Hello to all. I'm organizing an international online music competition and since we are living on an age where AI is flourishing, I'm using it to promote the competition in different languages.
Now the best part, as you guesses I dont speak those languages. I can speak portuguese and English, and understand spanish. In order to create those videos I recorded a 2 minutes video speaking nonsense in portuguese. Then to clone my voice I had to read a 4 minutes text in portuguese. The lip sync video with my clonned vocie was processed in . While Heygen has a connection to chatgpt for translation, I experienced better results elsewhere. So the texts were translated automatically in Deepl. Next I double checked them with natives and added a audio recording from Heygen to receive the feedback if it was sounding natural. For most of the languages it was ok, some languages requires minor corrections. The automatic lipsync from text and generated audio didnt worked as expected in portuguese, as in the current version the language variant is detected by Heygen and for now the user doesn't have control. So the texted started in European Portuguese, but gradually changed but to the Brazilian variant. So I did a lip sync from an audio recorded with my voic, however, probably some letters were not recognized correctly and the lip sync isnt perfect in the Portuguese version. Something similar happened with Catalan that was mixing with the french accent. The Norwegian version was sounding as Danish. Even these less than expected results, globally the results are very professional and were made by a fraction of the cost it would take and generated very quickly. (3-4 minutes in order to generate 1 minute of video)
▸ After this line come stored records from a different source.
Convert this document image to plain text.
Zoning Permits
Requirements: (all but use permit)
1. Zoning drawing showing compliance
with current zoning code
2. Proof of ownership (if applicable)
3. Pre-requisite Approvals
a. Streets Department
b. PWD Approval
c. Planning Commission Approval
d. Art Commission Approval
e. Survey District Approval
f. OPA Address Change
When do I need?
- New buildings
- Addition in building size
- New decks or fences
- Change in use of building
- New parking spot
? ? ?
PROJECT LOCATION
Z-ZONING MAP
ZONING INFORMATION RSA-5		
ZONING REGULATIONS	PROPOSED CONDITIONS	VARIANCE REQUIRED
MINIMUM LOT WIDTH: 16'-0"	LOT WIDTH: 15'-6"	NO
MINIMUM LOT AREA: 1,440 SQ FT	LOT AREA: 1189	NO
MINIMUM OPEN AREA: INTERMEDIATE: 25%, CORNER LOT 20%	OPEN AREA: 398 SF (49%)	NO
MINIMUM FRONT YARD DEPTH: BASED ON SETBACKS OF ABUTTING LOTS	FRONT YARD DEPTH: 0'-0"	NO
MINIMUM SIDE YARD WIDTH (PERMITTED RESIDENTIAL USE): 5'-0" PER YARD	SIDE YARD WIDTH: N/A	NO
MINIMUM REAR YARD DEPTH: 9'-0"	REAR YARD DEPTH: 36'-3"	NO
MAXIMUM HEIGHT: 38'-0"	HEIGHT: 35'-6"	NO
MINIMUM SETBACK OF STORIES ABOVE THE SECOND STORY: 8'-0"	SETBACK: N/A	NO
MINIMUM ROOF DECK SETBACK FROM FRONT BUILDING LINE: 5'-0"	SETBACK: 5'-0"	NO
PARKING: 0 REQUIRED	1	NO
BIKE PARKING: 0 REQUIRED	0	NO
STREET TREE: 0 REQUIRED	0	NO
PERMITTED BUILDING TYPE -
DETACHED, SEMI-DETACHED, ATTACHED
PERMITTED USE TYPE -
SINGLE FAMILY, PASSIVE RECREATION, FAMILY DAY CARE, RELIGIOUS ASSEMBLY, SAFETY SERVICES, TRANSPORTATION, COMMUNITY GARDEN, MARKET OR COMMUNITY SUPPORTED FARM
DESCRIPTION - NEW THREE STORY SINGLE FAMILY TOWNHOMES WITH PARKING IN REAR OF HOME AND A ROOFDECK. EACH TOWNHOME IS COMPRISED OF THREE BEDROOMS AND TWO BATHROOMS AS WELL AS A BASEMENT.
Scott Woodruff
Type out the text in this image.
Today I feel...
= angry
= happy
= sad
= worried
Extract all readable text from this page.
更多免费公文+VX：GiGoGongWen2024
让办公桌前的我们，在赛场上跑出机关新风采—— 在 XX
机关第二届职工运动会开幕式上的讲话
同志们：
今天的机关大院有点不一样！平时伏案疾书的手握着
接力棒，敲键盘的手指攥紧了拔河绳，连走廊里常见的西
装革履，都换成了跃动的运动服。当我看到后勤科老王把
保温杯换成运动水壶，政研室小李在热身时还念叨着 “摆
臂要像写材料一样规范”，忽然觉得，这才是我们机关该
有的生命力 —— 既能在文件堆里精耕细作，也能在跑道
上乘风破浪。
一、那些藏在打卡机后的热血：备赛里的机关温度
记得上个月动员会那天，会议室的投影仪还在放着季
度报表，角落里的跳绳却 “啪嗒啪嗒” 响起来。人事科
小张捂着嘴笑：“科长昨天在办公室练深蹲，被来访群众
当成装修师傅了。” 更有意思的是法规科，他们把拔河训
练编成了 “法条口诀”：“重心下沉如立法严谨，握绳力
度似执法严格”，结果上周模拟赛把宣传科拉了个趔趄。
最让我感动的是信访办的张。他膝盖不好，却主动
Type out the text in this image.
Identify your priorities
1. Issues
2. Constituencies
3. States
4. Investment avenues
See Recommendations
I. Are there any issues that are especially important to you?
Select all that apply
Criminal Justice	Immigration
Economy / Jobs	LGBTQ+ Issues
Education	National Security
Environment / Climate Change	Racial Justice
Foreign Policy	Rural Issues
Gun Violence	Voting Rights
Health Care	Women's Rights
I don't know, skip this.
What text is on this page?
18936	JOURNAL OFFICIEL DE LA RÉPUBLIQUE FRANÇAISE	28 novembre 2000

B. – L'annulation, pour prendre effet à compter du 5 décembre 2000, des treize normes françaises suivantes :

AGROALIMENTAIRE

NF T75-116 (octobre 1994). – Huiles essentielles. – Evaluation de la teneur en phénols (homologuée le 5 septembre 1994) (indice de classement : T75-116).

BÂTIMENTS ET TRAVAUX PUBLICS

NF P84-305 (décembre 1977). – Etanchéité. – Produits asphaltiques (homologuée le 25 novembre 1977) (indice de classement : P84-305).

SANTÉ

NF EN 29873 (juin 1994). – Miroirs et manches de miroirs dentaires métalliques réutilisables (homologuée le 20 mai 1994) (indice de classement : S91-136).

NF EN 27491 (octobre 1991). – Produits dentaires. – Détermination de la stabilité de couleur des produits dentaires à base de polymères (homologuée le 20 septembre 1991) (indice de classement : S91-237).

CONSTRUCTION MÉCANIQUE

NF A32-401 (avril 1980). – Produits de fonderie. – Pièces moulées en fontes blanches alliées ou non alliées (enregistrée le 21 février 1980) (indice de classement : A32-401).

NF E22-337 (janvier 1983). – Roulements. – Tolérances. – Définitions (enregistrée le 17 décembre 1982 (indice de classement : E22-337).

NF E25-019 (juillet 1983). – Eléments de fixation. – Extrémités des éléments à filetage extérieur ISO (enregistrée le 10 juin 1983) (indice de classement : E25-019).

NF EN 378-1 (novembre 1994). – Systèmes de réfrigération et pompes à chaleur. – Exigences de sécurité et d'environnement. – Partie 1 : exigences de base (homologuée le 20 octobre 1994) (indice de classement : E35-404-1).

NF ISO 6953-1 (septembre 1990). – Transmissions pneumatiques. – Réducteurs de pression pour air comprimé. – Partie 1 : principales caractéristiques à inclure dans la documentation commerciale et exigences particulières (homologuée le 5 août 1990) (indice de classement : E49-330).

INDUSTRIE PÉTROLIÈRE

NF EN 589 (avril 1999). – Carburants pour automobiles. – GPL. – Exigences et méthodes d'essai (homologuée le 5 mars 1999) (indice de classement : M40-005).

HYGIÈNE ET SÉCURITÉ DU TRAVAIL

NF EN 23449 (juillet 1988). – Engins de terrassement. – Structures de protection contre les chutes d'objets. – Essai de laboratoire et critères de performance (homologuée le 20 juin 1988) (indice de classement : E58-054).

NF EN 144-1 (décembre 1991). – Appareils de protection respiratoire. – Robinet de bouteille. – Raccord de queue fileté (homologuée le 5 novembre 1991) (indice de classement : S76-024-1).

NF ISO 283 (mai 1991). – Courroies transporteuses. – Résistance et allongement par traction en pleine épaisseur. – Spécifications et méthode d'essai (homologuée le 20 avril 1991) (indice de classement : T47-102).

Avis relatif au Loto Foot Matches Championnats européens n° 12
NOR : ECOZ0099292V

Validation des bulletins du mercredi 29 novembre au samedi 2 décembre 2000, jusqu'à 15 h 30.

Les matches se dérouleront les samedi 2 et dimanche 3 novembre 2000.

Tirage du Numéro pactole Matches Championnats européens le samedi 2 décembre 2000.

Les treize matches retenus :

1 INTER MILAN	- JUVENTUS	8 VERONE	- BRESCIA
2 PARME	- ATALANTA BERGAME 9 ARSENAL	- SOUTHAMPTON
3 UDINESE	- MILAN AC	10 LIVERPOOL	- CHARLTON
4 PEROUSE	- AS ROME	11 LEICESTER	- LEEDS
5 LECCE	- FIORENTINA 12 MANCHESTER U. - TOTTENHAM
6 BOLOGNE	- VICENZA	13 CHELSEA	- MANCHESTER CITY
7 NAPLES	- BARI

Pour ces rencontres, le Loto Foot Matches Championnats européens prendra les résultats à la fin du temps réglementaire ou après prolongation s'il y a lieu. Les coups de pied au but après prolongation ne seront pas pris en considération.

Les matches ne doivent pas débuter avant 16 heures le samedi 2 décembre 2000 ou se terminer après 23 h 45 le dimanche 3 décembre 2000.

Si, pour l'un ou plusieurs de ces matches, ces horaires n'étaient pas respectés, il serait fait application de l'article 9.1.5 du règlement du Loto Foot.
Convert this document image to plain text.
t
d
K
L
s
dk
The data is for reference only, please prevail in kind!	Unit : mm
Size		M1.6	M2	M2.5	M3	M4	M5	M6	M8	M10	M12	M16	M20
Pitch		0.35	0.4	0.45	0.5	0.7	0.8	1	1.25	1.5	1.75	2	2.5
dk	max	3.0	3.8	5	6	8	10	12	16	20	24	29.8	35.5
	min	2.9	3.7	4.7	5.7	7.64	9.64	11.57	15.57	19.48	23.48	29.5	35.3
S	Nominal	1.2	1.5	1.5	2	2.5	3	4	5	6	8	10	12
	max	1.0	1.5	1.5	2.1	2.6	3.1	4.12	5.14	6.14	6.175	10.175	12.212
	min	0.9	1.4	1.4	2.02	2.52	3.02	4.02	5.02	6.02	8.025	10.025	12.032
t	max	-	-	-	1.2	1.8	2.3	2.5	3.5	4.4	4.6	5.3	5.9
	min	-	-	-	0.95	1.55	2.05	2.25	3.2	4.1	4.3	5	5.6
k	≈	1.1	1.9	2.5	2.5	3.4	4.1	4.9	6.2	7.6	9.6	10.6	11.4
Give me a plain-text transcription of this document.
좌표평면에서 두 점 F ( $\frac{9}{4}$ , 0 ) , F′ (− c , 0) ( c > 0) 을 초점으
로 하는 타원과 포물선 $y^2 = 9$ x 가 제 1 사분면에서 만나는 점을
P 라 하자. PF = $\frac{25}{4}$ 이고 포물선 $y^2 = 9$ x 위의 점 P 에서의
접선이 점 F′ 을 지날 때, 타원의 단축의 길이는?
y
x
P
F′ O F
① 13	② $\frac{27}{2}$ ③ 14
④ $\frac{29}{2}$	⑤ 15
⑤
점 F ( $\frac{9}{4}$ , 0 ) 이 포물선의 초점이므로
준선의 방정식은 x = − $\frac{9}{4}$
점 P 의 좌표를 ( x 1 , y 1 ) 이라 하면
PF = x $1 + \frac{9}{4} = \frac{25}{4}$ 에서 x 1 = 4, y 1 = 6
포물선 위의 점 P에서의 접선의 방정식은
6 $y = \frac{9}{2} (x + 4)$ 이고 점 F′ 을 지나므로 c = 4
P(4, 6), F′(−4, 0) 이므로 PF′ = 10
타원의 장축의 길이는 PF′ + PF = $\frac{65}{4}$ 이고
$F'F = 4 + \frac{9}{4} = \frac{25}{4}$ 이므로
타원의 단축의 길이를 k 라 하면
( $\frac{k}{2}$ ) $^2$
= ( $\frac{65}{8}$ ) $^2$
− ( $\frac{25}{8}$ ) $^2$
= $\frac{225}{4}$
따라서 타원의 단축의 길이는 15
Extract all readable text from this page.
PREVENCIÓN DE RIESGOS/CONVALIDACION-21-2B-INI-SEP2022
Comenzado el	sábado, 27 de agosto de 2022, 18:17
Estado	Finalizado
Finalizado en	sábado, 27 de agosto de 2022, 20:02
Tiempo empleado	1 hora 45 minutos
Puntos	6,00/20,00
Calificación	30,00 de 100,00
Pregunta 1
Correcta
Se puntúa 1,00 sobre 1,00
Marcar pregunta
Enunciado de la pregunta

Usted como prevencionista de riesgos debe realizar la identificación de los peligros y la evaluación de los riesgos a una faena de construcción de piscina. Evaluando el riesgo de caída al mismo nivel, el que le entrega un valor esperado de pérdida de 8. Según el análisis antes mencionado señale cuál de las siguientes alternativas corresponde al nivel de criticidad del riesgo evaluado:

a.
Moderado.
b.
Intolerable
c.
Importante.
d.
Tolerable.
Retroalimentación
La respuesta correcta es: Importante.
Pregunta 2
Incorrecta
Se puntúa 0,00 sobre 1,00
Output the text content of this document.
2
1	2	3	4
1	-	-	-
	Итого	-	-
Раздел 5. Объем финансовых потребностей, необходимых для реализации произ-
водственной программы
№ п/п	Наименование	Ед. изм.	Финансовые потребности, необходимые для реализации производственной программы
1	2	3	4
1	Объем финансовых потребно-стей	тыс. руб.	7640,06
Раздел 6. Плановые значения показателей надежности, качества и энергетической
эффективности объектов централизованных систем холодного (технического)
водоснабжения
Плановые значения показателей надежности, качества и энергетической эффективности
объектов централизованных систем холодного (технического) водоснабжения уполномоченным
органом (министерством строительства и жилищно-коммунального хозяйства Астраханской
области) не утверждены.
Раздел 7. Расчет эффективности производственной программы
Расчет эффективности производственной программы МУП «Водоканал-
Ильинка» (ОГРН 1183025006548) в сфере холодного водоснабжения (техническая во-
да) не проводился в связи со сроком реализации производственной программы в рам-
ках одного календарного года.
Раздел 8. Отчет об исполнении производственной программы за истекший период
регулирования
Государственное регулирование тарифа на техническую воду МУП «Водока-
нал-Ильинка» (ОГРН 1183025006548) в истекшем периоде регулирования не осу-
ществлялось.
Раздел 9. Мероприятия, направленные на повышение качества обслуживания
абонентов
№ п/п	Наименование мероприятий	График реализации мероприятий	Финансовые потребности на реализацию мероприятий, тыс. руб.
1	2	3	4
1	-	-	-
Then I exported the subtitles from heygen, in SRT format, then I imported them in https://editingtools.io/subtitles/ and converted them into Final Cut pro X titles, because there is more control over size and font types.
Some of the languages take more seconds than other, sometimes 10 seconds more on a 1 minute video. This required manual adjustment of the animations, and the subtitles had to by synced manually. However because there are spaces in the end of each sentence, it was quite easy to follow the speech by following the breaks in the wave form.